Sementara itu, Turki mengutuk serangan udara tersebut, dengan mengatakan bahwa “tidak dapat diterima bahwa warga sipil, termasuk anak-anak, kehilangan nyawa mereka dalam serangan”.

“Kami sangat prihatin dengan meningkatnya ketegangan di kawasan setelah serangan. Kami menekankan perlunya mengakhiri peristiwa ini sebelum berubah menjadi spiral konflik baru,” kata pernyataan kementerian luar negeri.

Demikian juga, dalam sebuah pernyataan, kementerian luar negeri Qatar mengutuk keras “agresi” Israel.

Pernyataan itu meminta masyarakat internasional “untuk bergerak segera untuk menghentikan serangan berulang pendudukan terhadap warga sipil, terutama perempuan dan anak-anak”.

Demikian pula, kementerian luar negeri di Kuwait menyatakan dalam “istilah terkuat” negara itu “kutukan dan kecaman … dari agresi yang diluncurkan oleh pasukan pendudukan Israel di Gaza.

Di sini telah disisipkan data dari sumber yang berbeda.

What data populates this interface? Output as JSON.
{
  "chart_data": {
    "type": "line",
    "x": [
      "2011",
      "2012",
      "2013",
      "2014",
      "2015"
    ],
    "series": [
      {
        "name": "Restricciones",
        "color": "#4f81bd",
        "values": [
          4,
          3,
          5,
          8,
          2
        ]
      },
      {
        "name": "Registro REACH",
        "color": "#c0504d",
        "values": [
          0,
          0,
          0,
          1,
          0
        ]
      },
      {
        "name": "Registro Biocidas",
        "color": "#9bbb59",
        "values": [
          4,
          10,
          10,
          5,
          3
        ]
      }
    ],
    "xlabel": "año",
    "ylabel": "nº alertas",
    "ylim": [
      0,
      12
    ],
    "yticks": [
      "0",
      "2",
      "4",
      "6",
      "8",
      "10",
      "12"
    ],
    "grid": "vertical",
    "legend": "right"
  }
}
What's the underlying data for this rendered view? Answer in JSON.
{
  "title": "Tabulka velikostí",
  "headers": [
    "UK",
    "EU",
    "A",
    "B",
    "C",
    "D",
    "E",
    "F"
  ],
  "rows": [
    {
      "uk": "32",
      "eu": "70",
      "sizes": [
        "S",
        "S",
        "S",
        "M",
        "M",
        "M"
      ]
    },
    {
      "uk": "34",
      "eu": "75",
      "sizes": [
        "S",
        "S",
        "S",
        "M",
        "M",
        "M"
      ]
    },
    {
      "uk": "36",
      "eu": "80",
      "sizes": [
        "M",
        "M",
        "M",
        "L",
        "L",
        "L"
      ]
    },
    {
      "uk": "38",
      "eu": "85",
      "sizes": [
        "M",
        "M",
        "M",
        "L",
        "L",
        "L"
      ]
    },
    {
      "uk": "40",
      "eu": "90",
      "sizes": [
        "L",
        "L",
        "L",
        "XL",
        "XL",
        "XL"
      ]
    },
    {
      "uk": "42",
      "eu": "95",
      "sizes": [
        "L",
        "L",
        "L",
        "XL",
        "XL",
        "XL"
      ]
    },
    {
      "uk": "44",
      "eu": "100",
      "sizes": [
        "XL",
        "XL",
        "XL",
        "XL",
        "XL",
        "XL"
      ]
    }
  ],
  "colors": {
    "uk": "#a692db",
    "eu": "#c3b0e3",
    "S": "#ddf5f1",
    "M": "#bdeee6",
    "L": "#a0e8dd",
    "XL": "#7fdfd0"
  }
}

“Agresi brutal ini datang sebagai kelanjutan dari kejahatan yang dilakukan oleh pasukan pendudukan,” tambah pemerintah Kuwait, menyebut tindakan Israel sebagai “pelanggaran mencolok terhadap aturan hukum internasional.”

Mantan Perdana Menteri Pakistan Imran Khan menuduh Israel berusaha untuk “menaklukkan” warga Palestina melalui kekuatan militernya yang besar untuk “menghilangkan” mereka yang ingin membela hak-hak mereka dan menyerukan diakhirinya pendudukan Israel.

Universitas Al-Azhar Mesir, salah satu otoritas agama tertinggi Islam Sunni, juga mengeluarkan pernyataan pedas yang mengutuk “kebisuan global yang tidak masuk akal dan tidak dapat diterima,” yang memungkinkan Israel untuk melanjutkan “pelanggaran tidak bermoral dan biadab terhadap hak asasi manusia, dan serangan berulang-ulangnya terhadap negara kami. saudara Palestina yang tidak bersalah.”

Tindakan Israel “melanggar hak asasi manusia, menargetkan warga sipil dan rumah mereka, merebut tanah dan properti mereka, memperluas pemukiman, dan mengubah status sejarah dan hukum kota-kota Palestina adalah titik hitam dalam catatan komunitas internasional dan kemanusiaan,” Al- tambah Azhar.

Di Irlandia Utara, partai nasionalis Irlandia Sinn Fein meminta pemerintah Irlandia untuk “mengerahkan tekanan diplomatik dan politik maksimum melalui Uni Eropa dan perannya di Dewan Keamanan PBB sebagai tanggapan langsung terhadap gelombang terbaru agresi Israel terhadap Gaza.”

Sinn Fein, yang mencari penyatuan dengan Irlandia dan memisahkan diri dari Inggris, menjadi partai terbesar di Irlandia Utara awal tahun ini dan telah lama mendukung hak warga Palestina untuk menentukan nasib sendiri dan perlawanan.

Pernyataan itu menambahkan bahwa tindakan Israel mewakili “pelanggaran sistematis terhadap hukum internasional” dan bahwa “Sebuah perubahan langkah dramatis sekarang sangat diperlukan dari komunitas internasional mengenai tindakan pemerintah Israel. Kata-kata ritual penghukuman dan seruan untuk penghentian permusuhan tidak lagi dapat dipertahankan atau memadai.”

Uni Emirat Arab, Bahrain dan Maroko, negara-negara yang telah menandatangani pakta normalisasi dengan Israel sejak 2020, telah menahan diri untuk tidak mengutuk Tel Aviv.

Di sisi lain, Amerika Serikat menegaskan hak Israel untuk mempertahankan diri dengan menyerang Gaza.

Sementara Uni Eropa sejauh ini menahan diri untuk tidak mengutuk serangan Israel, politisi sayap kanan di benua itu, seperti Geert Wilders, memuji Tel Aviv karena mengakhiri “minggu yang sangat sukses melawan teroris dan jihadis Islam”.

Sementara itu, Menteri Luar Negeri Inggris Liz Truss menyuarakan dukungan pemerintahnya untuk Israel.

“Inggris mendukung Israel dan haknya untuk membela diri,” cuitnya.

“Kami mengutuk kelompok teroris yang menembaki warga sipil dan kekerasan yang mengakibatkan korban di kedua belah pihak.”

“Kami menyerukan diakhirinya kekerasan dengan cepat.”